If we don’t embrace a will-to-power politics, we will be beaten—and often. The person who is free to lie, and deceive, and make full use of the tools of propaganda is at a tremendous advantage over the person who is restrained by virtue and truth. Very well, then: so be it. We will lose some battles. But if we insist upon submitting truth to power, then we have nothing else to offer or to lose. The only remaining distinction between conservatism and liberalism will be which identity groups they represent, not which party more justly and righteously pursues the common good. …

I worry that we have a mistaken vision of political ends. For the world, there is only one standard for judging a political event or movement: success. Did we retain power? Did we win? For the Christian, these are not the most important questions. Christ calls us to long suffering. Sometimes that means losing rather than condoning the spirit of the city.


James K.A. Smith at Comment Magazine | Revolutionism and our Secular Age – a challenging but piercing piece on the unbelief of revolutionism as a social disease.

And lest you miss the uncomfortable point implicit in this thesis, let me make it explicit: the revolutionism in the water of late modern liberal society is, I’m suggesting, the fruit of what, in an earlier age, we would have called “unbelief.”

On the one hand, my argument is directed at revolutionary agendas on both the left and the right, whether the right-leaning mythologies of “creative destruction” or the left-leaning ideologies of progress. The plea on this front is basically Burkean caution: too often our projects that raze existing structures and “rationally” rebuild from scratch end up trying to demolish the legacies and institutions that give life. Rightly ardent to undo injustices and systemic inequalities, our revolutionary programs enact a scorched-earth social “renewal” that cannot tolerate any vestiges of what has gone before. It’s like being angry you’ve moved into an Arts and Crafts home so you gut it in order to re-create it with a pristine Scandinavian palette. Any hint of quarter-sawn oak or stained glass is going to be an offence.

And so, on a broader social level, our revolutionary fervour replays the horrors of 1970s urban “renewal” that pitted Jane Jacobs’s defence of place and history against Robert Moses’s revolutionary “creative destruction” that wanted to railroad concrete expressways through living, breathing neighbourhoods. We’re more like Moses than we realize. Informed by our rational, technocratic “ideals” we flatten neighbourhoods, displace traditional communities, erect brutalist “machines for living,” and disdainfully dismiss people who don’t want to live in the alleged paradise we’ve created. But now we do it for an entire society, taking this same approach to education, the family, even the church. When the Revolution paves paradise, we end up with parking lots and are told they’re good for us.
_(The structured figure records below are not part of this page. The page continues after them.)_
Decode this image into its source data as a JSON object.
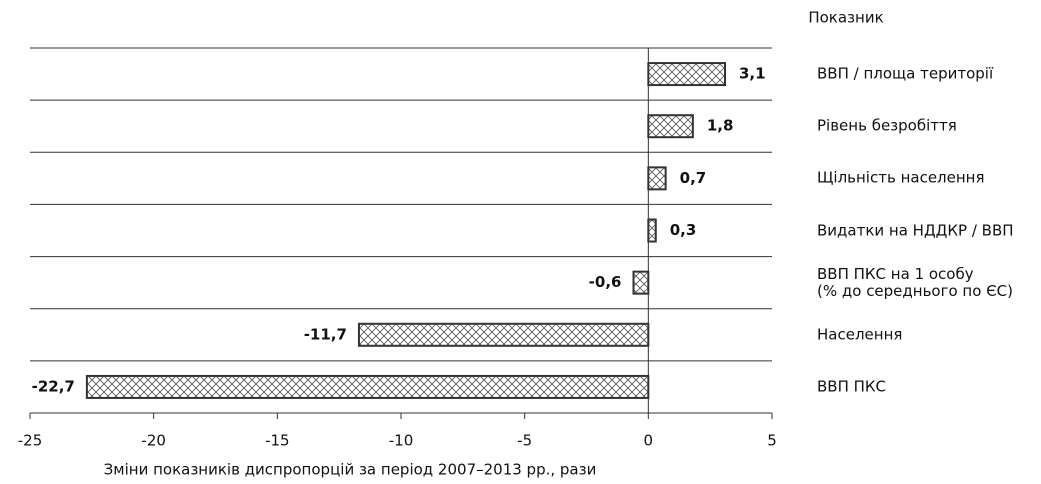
{
  "chart_data": {
    "type": "bar",
    "orientation": "horizontal",
    "category_label": "Показник",
    "xlabel": "Зміни показників диспропорцій за період 2007–2013 рр., рази",
    "categories": [
      "ВВП / площа території",
      "Рівень безробіття",
      "Щільність населення",
      "Видатки на НДДКР / ВВП",
      "ВВП ПКС на 1 особу\n(% до середнього по ЄС)",
      "Населення",
      "ВВП ПКС"
    ],
    "values": [
      3.1,
      1.8,
      0.7,
      0.3,
      -0.6,
      -11.7,
      -22.7
    ],
    "value_labels": [
      "3,1",
      "1,8",
      "0,7",
      "0,3",
      "-0,6",
      "-11,7",
      "-22,7"
    ],
    "color": "#333333",
    "xlim": [
      -25,
      5
    ],
    "xticks": [
      -25,
      -20,
      -15,
      -10,
      -5,
      0,
      5
    ]
  }
}
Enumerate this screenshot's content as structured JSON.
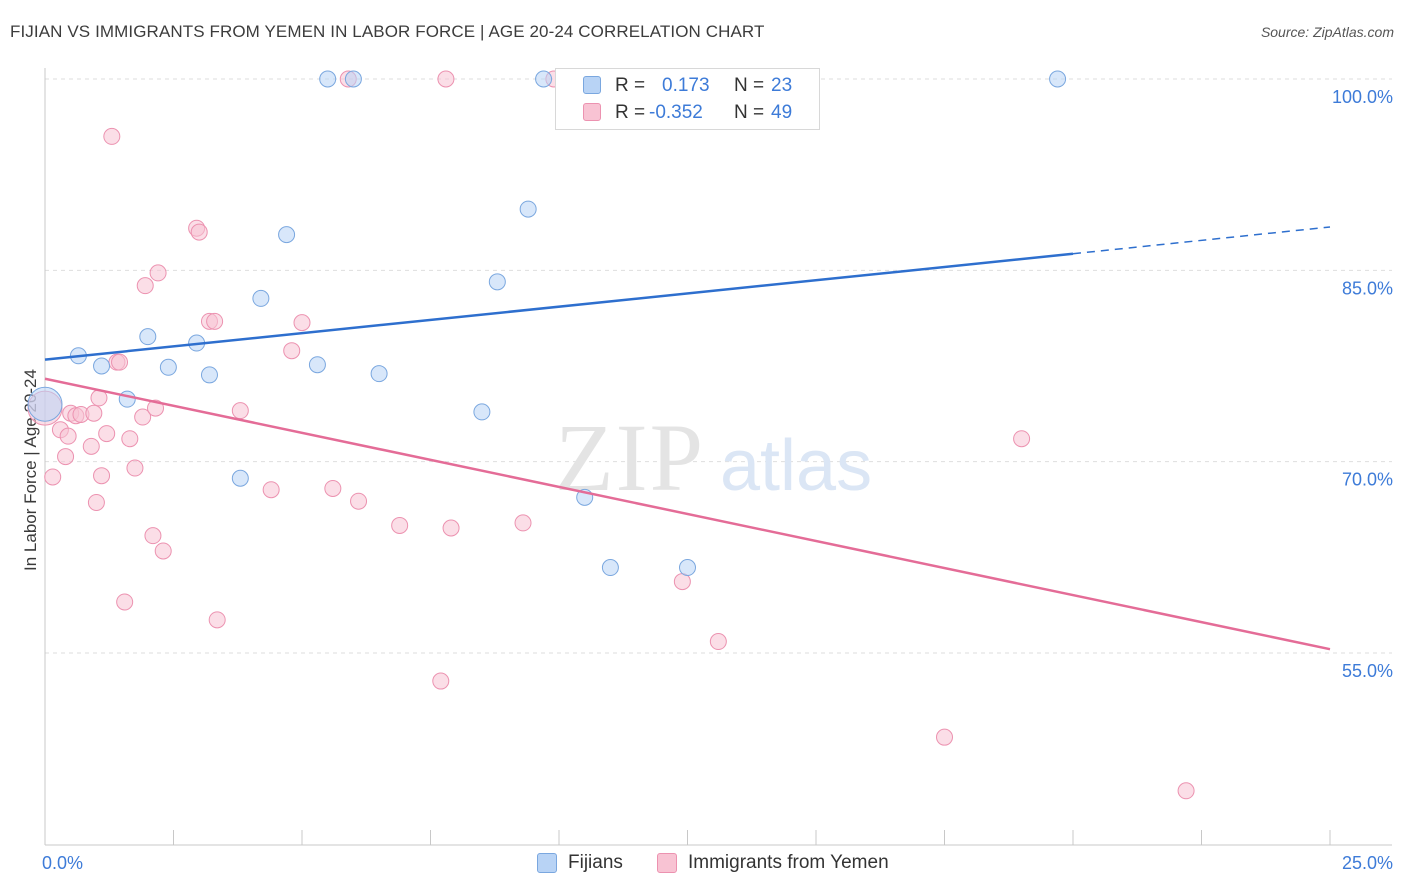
{
  "title": "FIJIAN VS IMMIGRANTS FROM YEMEN IN LABOR FORCE | AGE 20-24 CORRELATION CHART",
  "source": "Source: ZipAtlas.com",
  "watermark": {
    "zip": "ZIP",
    "atlas": "atlas"
  },
  "legend_top": {
    "r_label": "R =",
    "n_label": "N =",
    "rows": [
      {
        "r": "0.173",
        "n": "23"
      },
      {
        "r": "-0.352",
        "n": "49"
      }
    ]
  },
  "colors": {
    "fijians_fill": "#b8d3f5",
    "fijians_stroke": "#7aa7df",
    "fijians_line": "#2e6fce",
    "yemen_fill": "#f8c3d3",
    "yemen_stroke": "#ec92b0",
    "yemen_line": "#e46c97",
    "axis_text": "#3d7bd8",
    "grid": "#dedede"
  },
  "chart_data": {
    "type": "scatter",
    "title": "FIJIAN VS IMMIGRANTS FROM YEMEN IN LABOR FORCE | AGE 20-24 CORRELATION CHART",
    "xlabel": "",
    "ylabel": "In Labor Force | Age 20-24",
    "xlim": [
      0,
      25
    ],
    "ylim": [
      40,
      102
    ],
    "x_tick_labels": [
      "0.0%",
      "25.0%"
    ],
    "y_ticks": [
      55,
      70,
      85,
      100
    ],
    "y_tick_labels": [
      "55.0%",
      "70.0%",
      "85.0%",
      "100.0%"
    ],
    "grid": true,
    "legend_position": "bottom",
    "series": [
      {
        "name": "Fijians",
        "r": 0.173,
        "n": 23,
        "points": [
          [
            0.0,
            74.5
          ],
          [
            0.65,
            78.3
          ],
          [
            1.1,
            77.5
          ],
          [
            1.6,
            74.9
          ],
          [
            2.0,
            79.8
          ],
          [
            2.4,
            77.4
          ],
          [
            2.95,
            79.3
          ],
          [
            3.2,
            76.8
          ],
          [
            3.8,
            68.7
          ],
          [
            4.2,
            82.8
          ],
          [
            4.7,
            87.8
          ],
          [
            5.3,
            77.6
          ],
          [
            5.5,
            100.0
          ],
          [
            6.0,
            100.0
          ],
          [
            6.5,
            76.9
          ],
          [
            8.5,
            73.9
          ],
          [
            8.8,
            84.1
          ],
          [
            9.4,
            89.8
          ],
          [
            9.7,
            100.0
          ],
          [
            10.5,
            67.2
          ],
          [
            11.0,
            61.7
          ],
          [
            12.5,
            61.7
          ],
          [
            19.7,
            100.0
          ]
        ],
        "trend": {
          "x": [
            0,
            20
          ],
          "y": [
            78.0,
            86.3
          ],
          "dashed_to": [
            25,
            88.4
          ]
        }
      },
      {
        "name": "Immigrants from Yemen",
        "r": -0.352,
        "n": 49,
        "points": [
          [
            0.0,
            74.2
          ],
          [
            0.15,
            68.8
          ],
          [
            0.3,
            72.5
          ],
          [
            0.4,
            70.4
          ],
          [
            0.45,
            72.0
          ],
          [
            0.5,
            73.8
          ],
          [
            0.6,
            73.6
          ],
          [
            0.7,
            73.7
          ],
          [
            0.9,
            71.2
          ],
          [
            0.95,
            73.8
          ],
          [
            1.0,
            66.8
          ],
          [
            1.05,
            75.0
          ],
          [
            1.1,
            68.9
          ],
          [
            1.2,
            72.2
          ],
          [
            1.3,
            95.5
          ],
          [
            1.4,
            77.8
          ],
          [
            1.45,
            77.8
          ],
          [
            1.55,
            59.0
          ],
          [
            1.65,
            71.8
          ],
          [
            1.75,
            69.5
          ],
          [
            1.9,
            73.5
          ],
          [
            1.95,
            83.8
          ],
          [
            2.1,
            64.2
          ],
          [
            2.15,
            74.2
          ],
          [
            2.2,
            84.8
          ],
          [
            2.3,
            63.0
          ],
          [
            2.95,
            88.3
          ],
          [
            3.0,
            88.0
          ],
          [
            3.2,
            81.0
          ],
          [
            3.3,
            81.0
          ],
          [
            3.35,
            57.6
          ],
          [
            3.8,
            74.0
          ],
          [
            4.4,
            67.8
          ],
          [
            4.8,
            78.7
          ],
          [
            5.0,
            80.9
          ],
          [
            5.6,
            67.9
          ],
          [
            5.9,
            100.0
          ],
          [
            6.1,
            66.9
          ],
          [
            6.9,
            65.0
          ],
          [
            7.7,
            52.8
          ],
          [
            7.8,
            100.0
          ],
          [
            7.9,
            64.8
          ],
          [
            9.3,
            65.2
          ],
          [
            9.9,
            100.0
          ],
          [
            12.4,
            60.6
          ],
          [
            13.1,
            55.9
          ],
          [
            17.5,
            48.4
          ],
          [
            19.0,
            71.8
          ],
          [
            22.2,
            44.2
          ]
        ],
        "trend": {
          "x": [
            0,
            25
          ],
          "y": [
            76.5,
            55.3
          ]
        }
      }
    ]
  }
}
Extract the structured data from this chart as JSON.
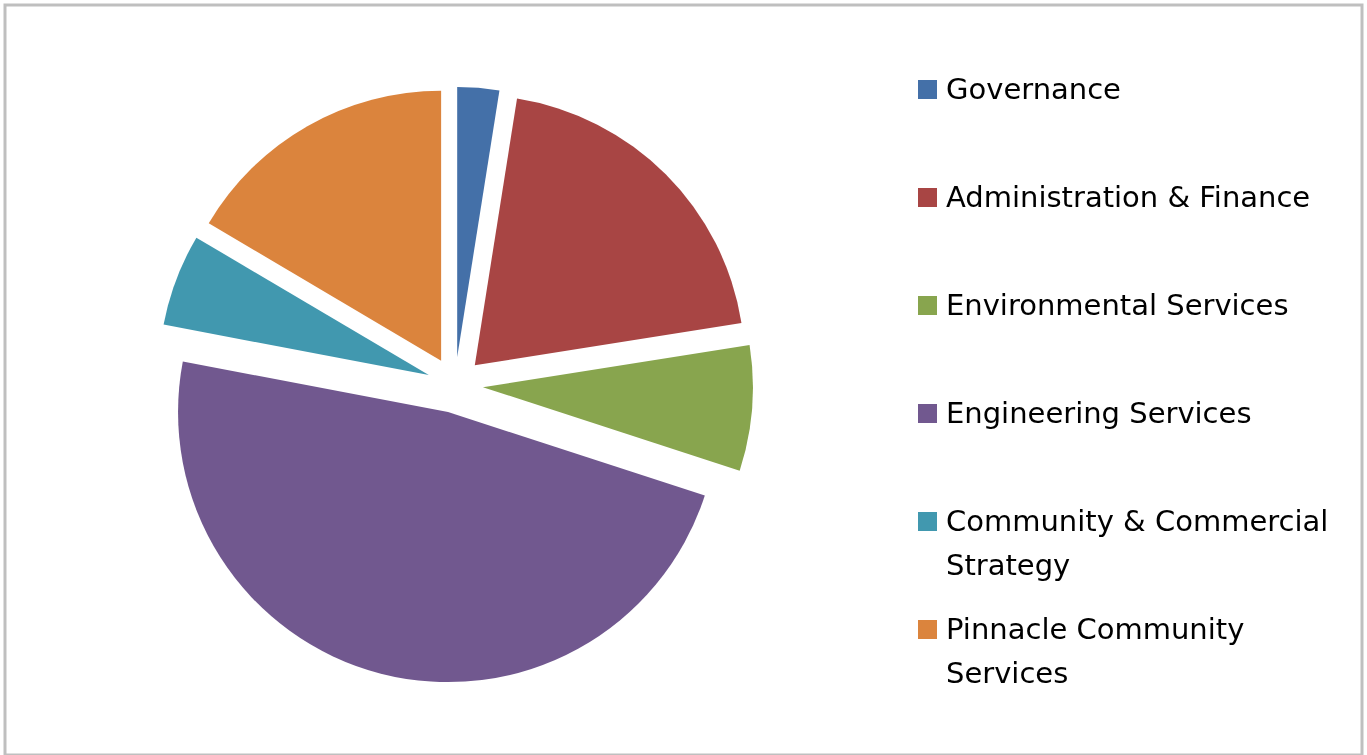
{
  "chart_data": {
    "type": "pie",
    "categories": [
      "Governance",
      "Administration & Finance",
      "Environmental Services",
      "Engineering Services",
      "Community & Commercial Strategy",
      "Pinnacle Community Services"
    ],
    "values": [
      2.5,
      20,
      7.5,
      48,
      5.5,
      16.5
    ],
    "colors": [
      "#4470a8",
      "#a84544",
      "#88a54e",
      "#71588f",
      "#4198af",
      "#db843d"
    ],
    "legend": "right"
  }
}
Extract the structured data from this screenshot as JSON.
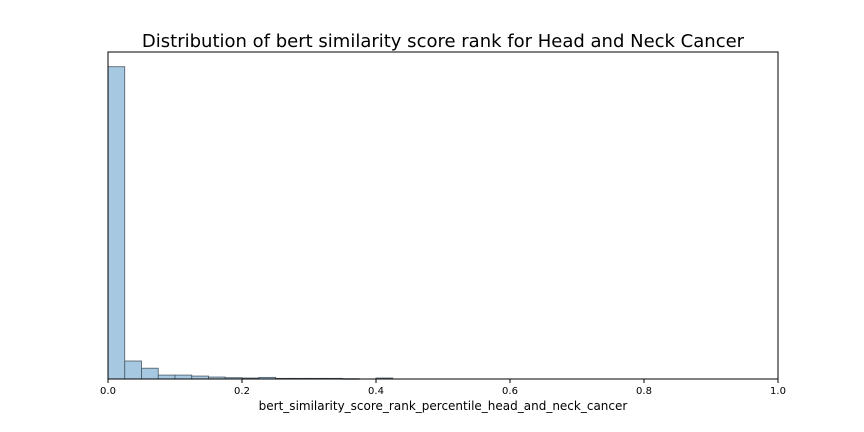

It’s in this way that revolutionism ends up being a kind of anti-humanism, as if man is made for the revolution rather than the revolution for man. Just as Jacobs resisted Moses’s idealism by pointing out all the resources for thriving embedded in the communities he wanted to bulldoze, so we need a Jane Jacobs of social renewal more broadly, pointing out that the features of society that our technocracy wants to “fix” are, in fact, the things that make us human.

It should be no surprise that I’m pushing back on what I’m calling Revolutionism, liberalism’s secularized, naturalized confidence as a kind of “realized eschatology”—a movement that thinks itself the very embodiment of kingdom come.